Die Menschen vergessen, was du sagst und was du tust.
Aber wie sie sich in deiner Gegenwart gefühlt haben, vergessen sie nie.
Maya Angelou
Heute Nacht hatte ich eine geniale Idee für einen Text im Blog und eine passende Überschrift parat. Ich war mir sicher, dass das so gut ist, dass ich heute morgen alles noch weiß. Das einzige, woran ich mich jetzt erinnere, ist, dass ich eine super Idee hatte. Mehr nicht. Alles ist weg und wie ausgelöscht durch die Träume der Nacht.
Das ist für mich unbegreiflich, denn es war so einfach und gut gewesen. Ich weiss, dass man einen Zettel und einen Stift am Bett haben sollte, damit man sich gute Ideen notieren kann. Ich fürchte aber, dass ich nachts zu müde bin, um mich dazu aufzuraffen. Da bin ich ja noch sicher, dass ich das nicht vergessen kann.
Vergessen habe ich auch, wo ich vor vielen Wochen selbstgemalte Buttons verstaut habe. Ich hatte einige schöne Buttons gestaltet, um diese bei Kunst im Garten anbieten zu können. Die habe ich so gut eingepackt, dass ich sie bis jetzt nicht wieder gefunden habe. Dabei war es auch ganz logisch, wo ich diese verstaut hatte. Damals zumindest.

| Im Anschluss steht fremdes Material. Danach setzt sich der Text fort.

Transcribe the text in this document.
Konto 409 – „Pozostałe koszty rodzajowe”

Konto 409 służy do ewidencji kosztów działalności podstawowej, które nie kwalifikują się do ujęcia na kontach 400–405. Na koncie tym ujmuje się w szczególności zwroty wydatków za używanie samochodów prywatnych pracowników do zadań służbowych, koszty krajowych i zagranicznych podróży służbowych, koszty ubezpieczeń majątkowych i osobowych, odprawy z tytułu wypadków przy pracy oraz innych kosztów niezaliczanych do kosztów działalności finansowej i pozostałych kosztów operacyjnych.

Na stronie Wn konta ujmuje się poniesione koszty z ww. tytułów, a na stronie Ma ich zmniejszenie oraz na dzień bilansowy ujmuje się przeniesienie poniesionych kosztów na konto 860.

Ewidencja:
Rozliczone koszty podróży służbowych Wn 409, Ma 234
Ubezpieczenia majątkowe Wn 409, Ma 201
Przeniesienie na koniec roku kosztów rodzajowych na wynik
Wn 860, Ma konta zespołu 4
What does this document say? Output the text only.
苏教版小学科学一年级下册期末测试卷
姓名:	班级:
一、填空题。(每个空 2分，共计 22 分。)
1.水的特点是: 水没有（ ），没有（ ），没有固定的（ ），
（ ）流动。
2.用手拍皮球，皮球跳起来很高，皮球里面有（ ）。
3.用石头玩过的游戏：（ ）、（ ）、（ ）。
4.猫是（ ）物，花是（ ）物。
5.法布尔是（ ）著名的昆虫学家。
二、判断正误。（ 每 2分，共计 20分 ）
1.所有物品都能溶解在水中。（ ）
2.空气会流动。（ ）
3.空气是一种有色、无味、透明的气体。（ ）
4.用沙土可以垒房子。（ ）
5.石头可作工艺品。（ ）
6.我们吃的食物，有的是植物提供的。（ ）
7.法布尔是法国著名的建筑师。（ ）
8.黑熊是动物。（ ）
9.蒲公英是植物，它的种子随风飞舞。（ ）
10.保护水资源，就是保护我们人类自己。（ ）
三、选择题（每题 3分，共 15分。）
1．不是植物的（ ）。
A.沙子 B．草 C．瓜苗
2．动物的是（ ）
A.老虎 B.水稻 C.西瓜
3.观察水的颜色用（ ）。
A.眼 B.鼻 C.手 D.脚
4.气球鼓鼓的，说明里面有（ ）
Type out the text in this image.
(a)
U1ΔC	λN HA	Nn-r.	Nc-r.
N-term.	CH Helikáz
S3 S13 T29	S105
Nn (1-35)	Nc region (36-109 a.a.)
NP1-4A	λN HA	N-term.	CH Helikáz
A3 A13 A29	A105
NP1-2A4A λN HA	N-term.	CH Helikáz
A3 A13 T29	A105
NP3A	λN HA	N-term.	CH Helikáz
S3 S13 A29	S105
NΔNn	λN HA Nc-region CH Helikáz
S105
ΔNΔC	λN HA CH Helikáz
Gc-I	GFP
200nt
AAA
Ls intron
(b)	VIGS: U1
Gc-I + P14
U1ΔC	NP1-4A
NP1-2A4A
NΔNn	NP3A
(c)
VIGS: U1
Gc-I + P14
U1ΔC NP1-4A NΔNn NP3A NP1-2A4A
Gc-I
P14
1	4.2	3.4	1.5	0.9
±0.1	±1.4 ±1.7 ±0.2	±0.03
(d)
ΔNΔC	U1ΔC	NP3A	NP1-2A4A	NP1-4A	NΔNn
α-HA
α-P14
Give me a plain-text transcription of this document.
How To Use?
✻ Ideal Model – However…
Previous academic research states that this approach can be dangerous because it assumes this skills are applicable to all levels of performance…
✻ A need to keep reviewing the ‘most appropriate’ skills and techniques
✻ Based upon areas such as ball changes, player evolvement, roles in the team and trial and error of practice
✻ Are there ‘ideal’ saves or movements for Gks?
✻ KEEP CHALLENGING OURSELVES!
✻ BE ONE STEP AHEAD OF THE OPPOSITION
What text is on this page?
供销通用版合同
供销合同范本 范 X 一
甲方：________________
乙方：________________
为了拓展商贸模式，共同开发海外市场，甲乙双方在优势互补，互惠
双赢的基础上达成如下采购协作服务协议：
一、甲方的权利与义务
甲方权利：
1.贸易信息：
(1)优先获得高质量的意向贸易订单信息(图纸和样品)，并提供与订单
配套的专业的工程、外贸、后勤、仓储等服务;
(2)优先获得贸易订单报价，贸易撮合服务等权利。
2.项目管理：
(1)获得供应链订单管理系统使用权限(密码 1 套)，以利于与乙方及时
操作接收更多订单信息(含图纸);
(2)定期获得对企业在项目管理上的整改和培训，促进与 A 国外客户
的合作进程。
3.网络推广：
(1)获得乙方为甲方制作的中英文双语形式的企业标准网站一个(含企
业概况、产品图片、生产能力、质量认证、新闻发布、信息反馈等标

Ich bin mal echt gespannt, wann die wo auftauchen. Wie bei Ostereiern, bei denen man nicht mehr weiss, wo man sie versteckt hatte. Es bleibt spannend. Irgendwann, wenn ich nicht mehr dran denke kommen sie irgendwo raus und dann ich weiss wieder, warum dieser Ort sinnvoll gewesen ist.
Ich könnte heute ja auch vergessen, dass wir noch eine Woche Schule haben, aber das mache ich dann besser doch nicht.